Review: Posada by Xochitl-Julisa Bermejo

Xochitl-Julisa Bermejo, in her full-length poetry manuscript Posada: Offerings of Witness & Refuge, evoked feelings whose names I searched for as a teenager whenever I entered the sanctuary of the churches. But where, in church, I never felt what I thought I was supposed to feel, there is something in Bermejo’s unrelenting voice in Posada that brought me toe-to-toe with the spirits that she references. There is something sacred about the repetition of Chavez Ravine, 1949 as an invocation of place for many of the poems in this collection. Here it is more than a ritornello or variation on a theme, but a ritual visitation that frames a history and provides a place for artifacts that hold memory.

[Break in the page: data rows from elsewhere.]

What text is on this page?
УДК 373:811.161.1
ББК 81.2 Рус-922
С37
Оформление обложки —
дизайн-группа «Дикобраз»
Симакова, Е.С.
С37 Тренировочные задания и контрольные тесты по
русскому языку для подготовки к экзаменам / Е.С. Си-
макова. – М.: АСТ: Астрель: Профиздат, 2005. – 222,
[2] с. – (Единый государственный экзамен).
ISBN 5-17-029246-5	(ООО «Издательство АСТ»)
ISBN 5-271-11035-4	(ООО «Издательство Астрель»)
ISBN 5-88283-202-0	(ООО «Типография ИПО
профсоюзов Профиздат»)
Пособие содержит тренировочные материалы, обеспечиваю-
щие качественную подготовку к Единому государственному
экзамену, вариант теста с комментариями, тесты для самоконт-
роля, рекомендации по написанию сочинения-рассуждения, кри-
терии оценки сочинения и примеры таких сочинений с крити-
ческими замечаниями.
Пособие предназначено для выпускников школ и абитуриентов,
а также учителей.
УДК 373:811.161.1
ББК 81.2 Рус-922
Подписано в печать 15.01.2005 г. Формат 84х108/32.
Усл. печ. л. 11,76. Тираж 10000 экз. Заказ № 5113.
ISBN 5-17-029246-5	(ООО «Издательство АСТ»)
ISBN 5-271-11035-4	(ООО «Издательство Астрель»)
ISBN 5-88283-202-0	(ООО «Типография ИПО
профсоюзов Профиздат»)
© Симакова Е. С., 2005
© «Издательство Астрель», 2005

14045736_10153759557711127_578772656809311279_nPosada is separated into four parts. The first part of the collection pays particular attention to home and family. The images evoked are photographs, food eaten inside of houses, and tools brought across borders to represent home or are images of the neighborhoods in Los Angeles that provide the terra firma of home. The second part of the collection seems to focus on the body of woman. The rendering of womanhood here is done largely through a self-examining voice calibrated with and against the world and people surrounding the speaker. The third section of the collection is written to be a survival guide made up of facts, tips, and observations that recalled for me my childhood Bible lessons on Exodus and Leviticus in its unapologetic recollections of the Tucson desert and its clear, unencumbered references to NoMoreDeaths.org. The fourth section of the collection deepens this in its descriptions of Bermejo’s experiences as a volunteer with NoMoreDeaths.org. What was particularly moving about this final section was the call for basic human dignity juxtaposed against the declarations of love for the desert.

Readers will come away from this collection having borne witness to a self-exploration, see the U.S. – Mexico Border through the eyes of a writer whose family claims home on both sides of an arbitrary line, and leave the collection knowing the meaning of the words sanctuary and refuge. Readers will also reach the end of this collection to the words, “We’re friends here. You’re safe.”